5. Extract artifacts (when the hint names one)
If the hint references a file ("on an md file", "the config we wrote"), regex-extract file paths (match runs of word/dot/slash/dash chars ending in .md, etc.) mentioned in the session. This both confirms the match and may answer the user without resuming — hand them the artifact path directly.
6. Disambiguate, then return instructions
If multiple candidates are plausible, show the top 2–3 with first-user-message + context and ask which. Don't guess silently. For the confirmed match, print the Output format below.
Decision gates
- Ambiguous match (2+ plausible) → present the shortlist and ask; never auto-pick.
- Current live session → always exclude it; it matches anything the user just typed.
- Worktree session → translate the project-dir slug back to the real worktree path and tell the user to
cd there first — claude --resume fails from the wrong project.
- Cross-project topic → surface both ends (each session id + its
cd path), and note which is the origin.
- User wanted the artifact, not the session → give the file path and offer resume as secondary; don't force a resume.
- "Resume cancelled" stub → if the last entry is
<local-command-stdout>Resume cancelled</local-command-stdout>, that file is a stub; the real session is its parent — find the id it tried to resume.
Output format
Session: <uuid>
Project dir: <slug under ~/.claude/projects/>
Last active: <last-message timestamp>
Topic: <one-line summary from first user message or match context>
To resume:
cd <actual-worktree-or-repo-path>
claude --resume <uuid>
For cross-project results, print one block per end and name the origin. When an artifact answered the request, lead with the file path and mark resume as optional.
Gotchas
- Don't match on tool-call content alone. "preview load failed" inside an assistant's Grep output is a false positive — require a user-message hit OR a high whole-file count of a distinctive term (step 2).
- Skill boilerplate is the #1 noise source — exclude
Base directory for this skill lines (step 3) or generic words will match dozens of unrelated sessions.
- Don't read whole huge files into memory (>5 MB). Stream line-by-line.
- mtime lags the last real message by seconds — for ordering inside a 1-minute window use the last message's
timestamp field, not mtime.
- Worktree path translation is mandatory, not optional — the most common way a resume silently fails.
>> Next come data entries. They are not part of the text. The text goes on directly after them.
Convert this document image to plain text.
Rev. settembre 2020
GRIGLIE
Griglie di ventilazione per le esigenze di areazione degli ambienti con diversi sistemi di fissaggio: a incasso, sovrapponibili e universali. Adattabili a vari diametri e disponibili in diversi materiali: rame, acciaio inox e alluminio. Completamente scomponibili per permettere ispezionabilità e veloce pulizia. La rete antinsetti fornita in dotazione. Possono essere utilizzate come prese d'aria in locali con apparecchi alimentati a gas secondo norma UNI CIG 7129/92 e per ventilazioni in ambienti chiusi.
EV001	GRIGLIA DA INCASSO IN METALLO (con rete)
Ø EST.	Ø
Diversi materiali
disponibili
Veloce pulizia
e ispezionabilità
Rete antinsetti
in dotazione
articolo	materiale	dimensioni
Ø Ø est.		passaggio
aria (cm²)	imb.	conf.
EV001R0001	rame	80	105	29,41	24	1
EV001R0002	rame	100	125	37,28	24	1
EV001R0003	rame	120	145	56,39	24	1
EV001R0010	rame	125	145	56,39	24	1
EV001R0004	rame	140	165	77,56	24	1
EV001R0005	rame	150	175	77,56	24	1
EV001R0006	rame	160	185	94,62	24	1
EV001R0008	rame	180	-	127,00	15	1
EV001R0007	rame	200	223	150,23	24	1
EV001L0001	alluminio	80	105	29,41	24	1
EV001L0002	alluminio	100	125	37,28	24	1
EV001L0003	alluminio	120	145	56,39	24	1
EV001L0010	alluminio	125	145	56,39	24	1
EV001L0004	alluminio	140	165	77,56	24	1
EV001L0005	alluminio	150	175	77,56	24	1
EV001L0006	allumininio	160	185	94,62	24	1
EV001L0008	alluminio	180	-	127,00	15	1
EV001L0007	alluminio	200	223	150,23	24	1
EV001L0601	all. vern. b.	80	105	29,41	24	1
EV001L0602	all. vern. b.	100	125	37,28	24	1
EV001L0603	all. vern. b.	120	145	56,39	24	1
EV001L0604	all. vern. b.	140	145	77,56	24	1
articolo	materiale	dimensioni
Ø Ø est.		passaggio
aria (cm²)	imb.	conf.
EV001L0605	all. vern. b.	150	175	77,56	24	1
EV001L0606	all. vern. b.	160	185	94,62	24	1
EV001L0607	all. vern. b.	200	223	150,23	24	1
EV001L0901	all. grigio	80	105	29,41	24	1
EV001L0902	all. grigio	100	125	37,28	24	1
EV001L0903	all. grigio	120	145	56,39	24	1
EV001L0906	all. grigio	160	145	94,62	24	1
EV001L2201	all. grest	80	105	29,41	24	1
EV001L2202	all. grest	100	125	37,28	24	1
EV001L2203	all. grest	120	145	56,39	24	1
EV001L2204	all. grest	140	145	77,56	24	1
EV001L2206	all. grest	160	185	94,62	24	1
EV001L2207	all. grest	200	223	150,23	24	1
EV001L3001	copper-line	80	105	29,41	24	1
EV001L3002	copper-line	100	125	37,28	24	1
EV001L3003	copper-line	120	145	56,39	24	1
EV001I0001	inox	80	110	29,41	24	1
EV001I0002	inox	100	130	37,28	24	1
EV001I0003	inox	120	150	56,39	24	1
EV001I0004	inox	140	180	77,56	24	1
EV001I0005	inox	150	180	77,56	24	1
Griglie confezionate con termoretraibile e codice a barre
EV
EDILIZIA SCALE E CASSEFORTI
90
- Both ends of a cross-project chat matter — returning only the project the user named leaves half the conversation unfound.
Evaluation checklist
After running, verify:
- Did I exclude the current live session?
- Did I filter skill-boilerplate false positives before ranking?
- For a cross-project topic, did I surface both session ends?
- Did I translate worktree slugs to real
cd paths?
- If the hint named an artifact, did I hand over the file path (not just a resume line)?
- Did I ask before guessing when 2+ candidates were plausible?
Evals
evals/ — one positive (topic search), one negative-trigger (wants file contents, not a session), one edge-case (cross-project two-ended match). See ~/.claude/skills/skill-improver/assets/eval-template.json for the schema.